The People-Powered Approach
Using people-powered technology is a scalable way to clean and enrich the data that is needed to train an excellent model. People can proofread portions of datasets that we need for analysis and fix problems they contain such as out of date information or typos that prevent items that should be identical from being matched. People can identify the sentiment of text, the locations shown in images, and the languages being spoken in audio recordings.They can categorize your data into coherent groups, match text based on meaning instead of word choice, and label more training data for your predictive model whenever you need it.
We’ve built a predictive model to identify suspicious users on the CrowdFlower platform that improves based on feedback about whether its predictions are correct. We initially pulled a list of users that we thought appeared to be exhibiting “good” and “bad” behavior and used a portion of the data to train random forests and then evaluated their performance on the remaining data. This worked moderately well but we found that noise in the “good” and “bad” labels for our data was causing the resulting predictions to be less accurate. We realized that we needed better labels, so we decided to use specialized members of the crowd to help us collect them. After obtaining several thousand new labels, we were able to build a random forest that performed significantly better within a day of work.
In order to track the accuracy of our model over time, we select a sample of the model’s predictions each day and ask CrowdFlower contributors to review the chosen accounts to determine whether they are actually suspicious. Each prediction is a unit in the CrowdFlower system, which we create automatically using an HTTP request to the API. Since our job has auto order turned on, the units are automatically distributed to people in a few minutes and a short time later we receive our results at our webhook URL. In other words, we are able to automatically verify whether our predictions are getting better or worse over time by evaluating them nearly immediately using human expertise. This made it easy to get our predictive model built and tested quickly even though we initially had very little training data and no clear process for gathering more or evaluating which of our training data is reliable.

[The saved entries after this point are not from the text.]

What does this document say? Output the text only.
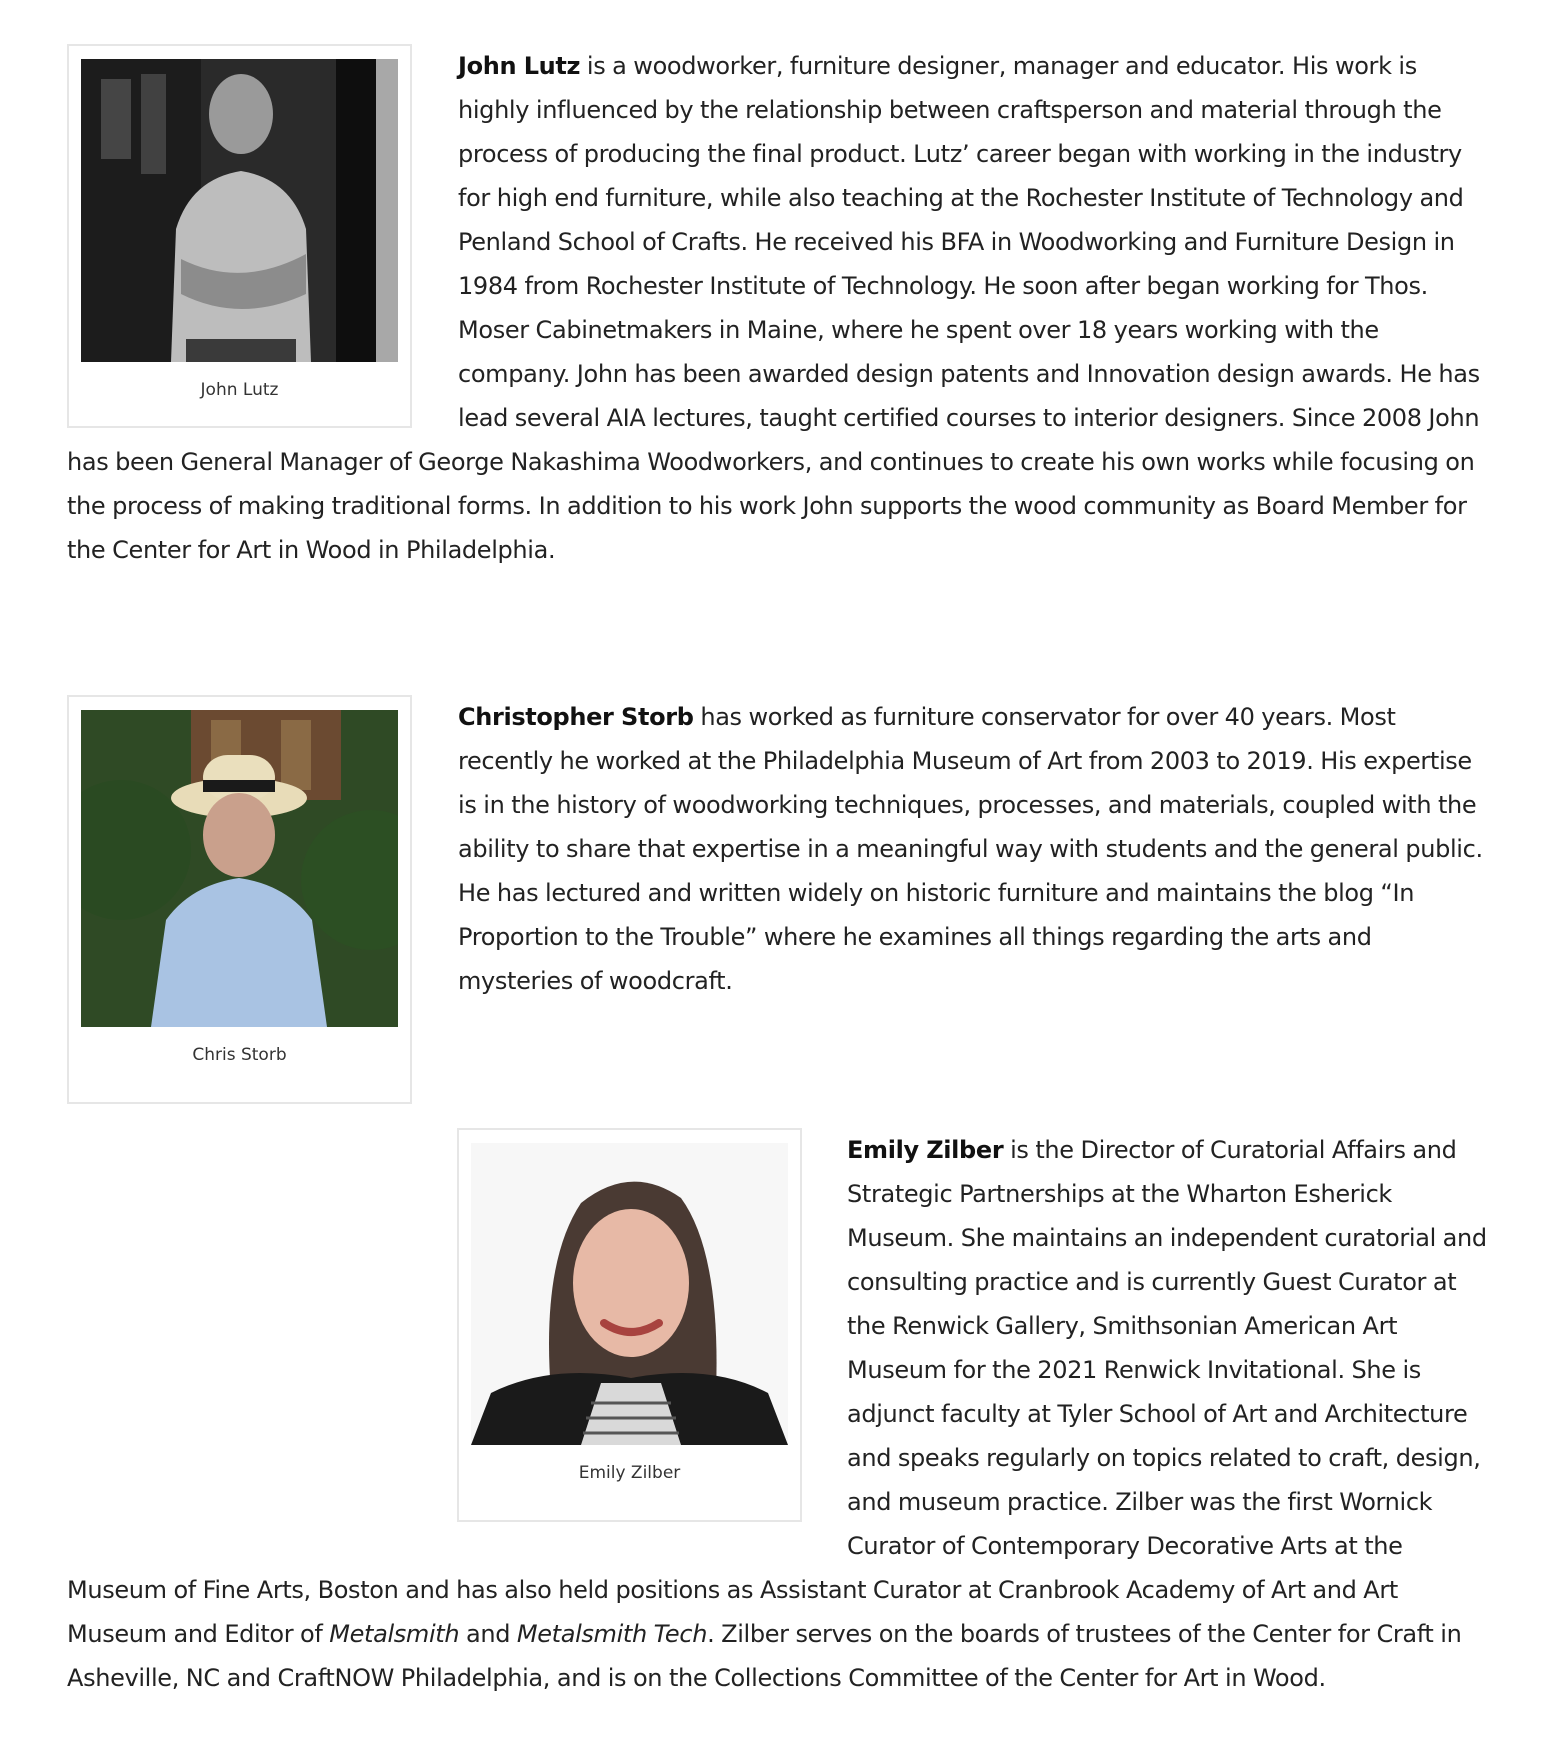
John Lutz

John Lutz is a woodworker, furniture designer, manager and educator. His work is highly influenced by the relationship between craftsperson and material through the process of producing the final product. Lutz’ career began with working in the industry for high end furniture, while also teaching at the Rochester Institute of Technology and Penland School of Crafts. He received his BFA in Woodworking and Furniture Design in 1984 from Rochester Institute of Technology. He soon after began working for Thos. Moser Cabinetmakers in Maine, where he spent over 18 years working with the company. John has been awarded design patents and Innovation design awards. He has lead several AIA lectures, taught certified courses to interior designers. Since 2008 John has been General Manager of George Nakashima Woodworkers, and continues to create his own works while focusing on the process of making traditional forms. In addition to his work John supports the wood community as Board Member for the Center for Art in Wood in Philadelphia.

Chris Storb

Christopher Storb has worked as furniture conservator for over 40 years. Most recently he worked at the Philadelphia Museum of Art from 2003 to 2019. His expertise is in the history of woodworking techniques, processes, and materials, coupled with the ability to share that expertise in a meaningful way with students and the general public. He has lectured and written widely on historic furniture and maintains the blog “In Proportion to the Trouble” where he examines all things regarding the arts and mysteries of woodcraft.

Emily Zilber

Emily Zilber is the Director of Curatorial Affairs and Strategic Partnerships at the Wharton Esherick Museum. She maintains an independent curatorial and consulting practice and is currently Guest Curator at the Renwick Gallery, Smithsonian American Art Museum for the 2021 Renwick Invitational. She is adjunct faculty at Tyler School of Art and Architecture and speaks regularly on topics related to craft, design, and museum practice. Zilber was the first Wornick Curator of Contemporary Decorative Arts at the Museum of Fine Arts, Boston and has also held positions as Assistant Curator at Cranbrook Academy of Art and Art Museum and Editor of Metalsmith and Metalsmith Tech. Zilber serves on the boards of trustees of the Center for Craft in Asheville, NC and CraftNOW Philadelphia, and is on the Collections Committee of the Center for Art in Wood.
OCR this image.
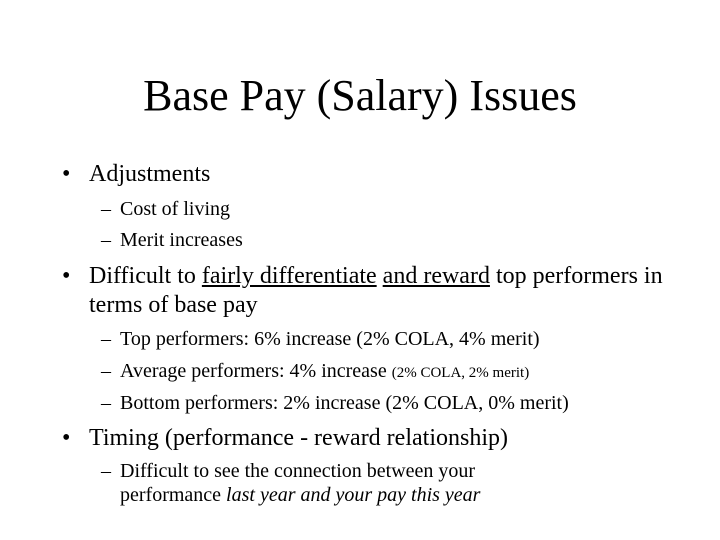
Base Pay (Salary) Issues
• Adjustments
– Cost of living
– Merit increases
• Difficult to fairly differentiate and reward top performers in terms of base pay
– Top performers: 6% increase (2% COLA, 4% merit)
– Average performers: 4% increase (2% COLA, 2% merit)
– Bottom performers: 2% increase (2% COLA, 0% merit)
• Timing (performance - reward relationship)
– Difficult to see the connection between your performance last year and your pay this year
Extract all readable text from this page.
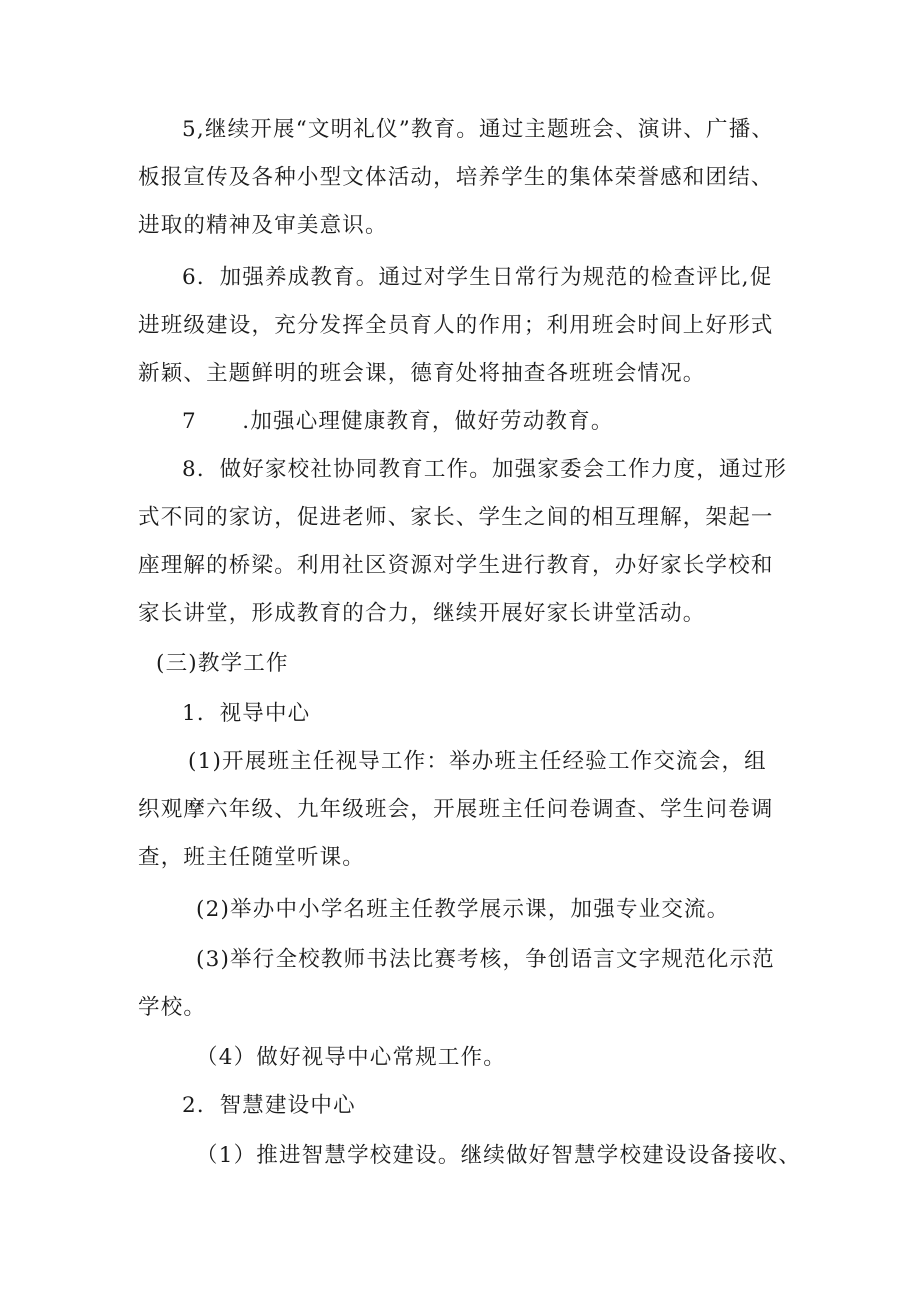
5,继续开展“文明礼仪”教育。通过主题班会、演讲、广播、
板报宣传及各种小型文体活动，培养学生的集体荣誉感和团结、
进取的精神及审美意识。

6．加强养成教育。通过对学生日常行为规范的检查评比,促
进班级建设，充分发挥全员育人的作用；利用班会时间上好形式
新颖、主题鲜明的班会课，德育处将抽查各班班会情况。

7　　.加强心理健康教育，做好劳动教育。

8．做好家校社协同教育工作。加强家委会工作力度，通过形
式不同的家访，促进老师、家长、学生之间的相互理解，架起一
座理解的桥梁。利用社区资源对学生进行教育，办好家长学校和
家长讲堂，形成教育的合力，继续开展好家长讲堂活动。

(三)教学工作

1．视导中心

(1)开展班主任视导工作：举办班主任经验工作交流会，组
织观摩六年级、九年级班会，开展班主任问卷调查、学生问卷调
查，班主任随堂听课。

(2)举办中小学名班主任教学展示课，加强专业交流。

(3)举行全校教师书法比赛考核，争创语言文字规范化示范
学校。

（4）做好视导中心常规工作。

2．智慧建设中心

（1）推进智慧学校建设。继续做好智慧学校建设设备接收、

It also allows us to compare multiple models on new data to see which generalizes more effectively.
A Ballooning Issue
Data scientists spend the majority of their time manipulating and cleaning data. With a shortage of data scientists and the amount of information growing exponentially, we must find better ways to gather, supplement, clean, and verify the data that serves as a foundation for product strategies, predictive models, and entire businesses. Big data leads us to new insights, but we need to approach it with healthy skepticism so we understand its limits before we accidentally overstep them.